Buchanan (1988) stated, similarly, in regard to the advance directive: ‘Presumably a point is eventually reached at which the degree of psychological continuity between the author of the advance directive and the incompetent individual is so small that the advance directive of the former has no authority at all over the latter.’

This suggestion is controversial as it states that the incompetent adult may be so far removed from their previously competent self, that they should not be bound by the latter advance directive. It has been argued, however, that advance directives convey values which we should continue to respect because the now incompetent patient is not just a collection of current interests, but is rather a person with a past (Dworkin, 1986). Similarly Rhoden (1988), made a case that the ‘notion that a person is one person and one person only, from birth through old age, despite whatever changes and vicissitudes she might undergo’.

Conclusions

Advance statements present complex dilemmas with ethical, moral and legal facets. A competent patient may refuse any treatment, even where the decision may lead to an untimely death. The same holds true with respect to an incompetent patient with an advance directive made when that patient was competent and there is no reason to believe that the patient has changed his or her mind.
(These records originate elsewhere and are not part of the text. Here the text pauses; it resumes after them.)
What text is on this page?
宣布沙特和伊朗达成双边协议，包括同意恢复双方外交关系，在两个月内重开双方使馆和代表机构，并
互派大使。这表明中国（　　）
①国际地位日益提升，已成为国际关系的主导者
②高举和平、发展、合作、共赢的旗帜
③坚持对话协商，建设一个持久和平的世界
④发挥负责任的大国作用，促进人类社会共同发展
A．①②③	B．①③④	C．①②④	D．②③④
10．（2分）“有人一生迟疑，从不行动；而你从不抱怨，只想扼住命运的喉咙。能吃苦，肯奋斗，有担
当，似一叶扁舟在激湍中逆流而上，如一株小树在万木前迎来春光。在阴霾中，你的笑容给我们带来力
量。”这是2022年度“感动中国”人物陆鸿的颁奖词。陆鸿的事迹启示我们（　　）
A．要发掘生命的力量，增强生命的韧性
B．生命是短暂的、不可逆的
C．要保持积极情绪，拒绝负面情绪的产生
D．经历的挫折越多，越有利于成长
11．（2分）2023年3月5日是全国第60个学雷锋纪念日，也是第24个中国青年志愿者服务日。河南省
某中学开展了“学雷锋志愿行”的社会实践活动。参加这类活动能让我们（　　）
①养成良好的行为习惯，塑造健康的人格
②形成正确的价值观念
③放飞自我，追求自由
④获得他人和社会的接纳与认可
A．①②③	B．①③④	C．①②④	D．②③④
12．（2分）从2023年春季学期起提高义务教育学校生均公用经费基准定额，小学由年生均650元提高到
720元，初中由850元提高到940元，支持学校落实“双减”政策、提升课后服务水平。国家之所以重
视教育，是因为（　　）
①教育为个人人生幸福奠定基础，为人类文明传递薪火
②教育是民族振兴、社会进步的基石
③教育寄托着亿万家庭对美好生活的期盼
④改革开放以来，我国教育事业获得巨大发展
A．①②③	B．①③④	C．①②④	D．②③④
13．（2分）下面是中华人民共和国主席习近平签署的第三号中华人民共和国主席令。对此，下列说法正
Advance statements arise from respect of patient autonomy and the introduction of The Mental Capacity Act 2005, which aims to provide consistently better protection and greater empowerment for vulnerable people and their autonomous rights.

The patient's right to choose in advance how they are to be treated if not competent to make their own treatment decisions is a positive development in the law. However, this may be of limited effect, as the majority of people will probably never make an advance statement. Therefore we should educate both patients and doctors about their rights in relation to medical decision-making, particularly as our increasing ability to prolong life makes decisions to terminate life-sustaining treatment more common. In England, an education campaign to accompany the legislation recently introduced may be necessary to highlight patient involvement in decisions regarding their future medical treatment.

Although the Mental Capacity Act 2005 has recently been come into force, one can only presume that problems with creating a legally binding directive at common law will be similar to those under this new Act. In order to respect patient autonomy, avoid harm to patients and reduce the risk to doctors of civil or criminal liability, physicians need to determine the legal validity of advance directives before making their treatment decision. In cases of uncertainty treatment decisions should be made in the patient's best interests while legal advice is sought as to the validity of the directive.

Key Points

  • Advance refusals of medical treatment present complex dilemmas with ethical, moral and legal facets.
  • Advance statements arise from respect of patient autonomy and the introduction of The Mental Capacity Act 2005.
  • The patient's right to choose in advance how they are to be treated if not competent to make their own treatment decisions is a positive development in the law.
  • Patients and paramedics should be educated about their rights in relation to medical decision-making, particularly as increasing abilities to prolong life makes decisions to terminate life-sustaining treatment more common.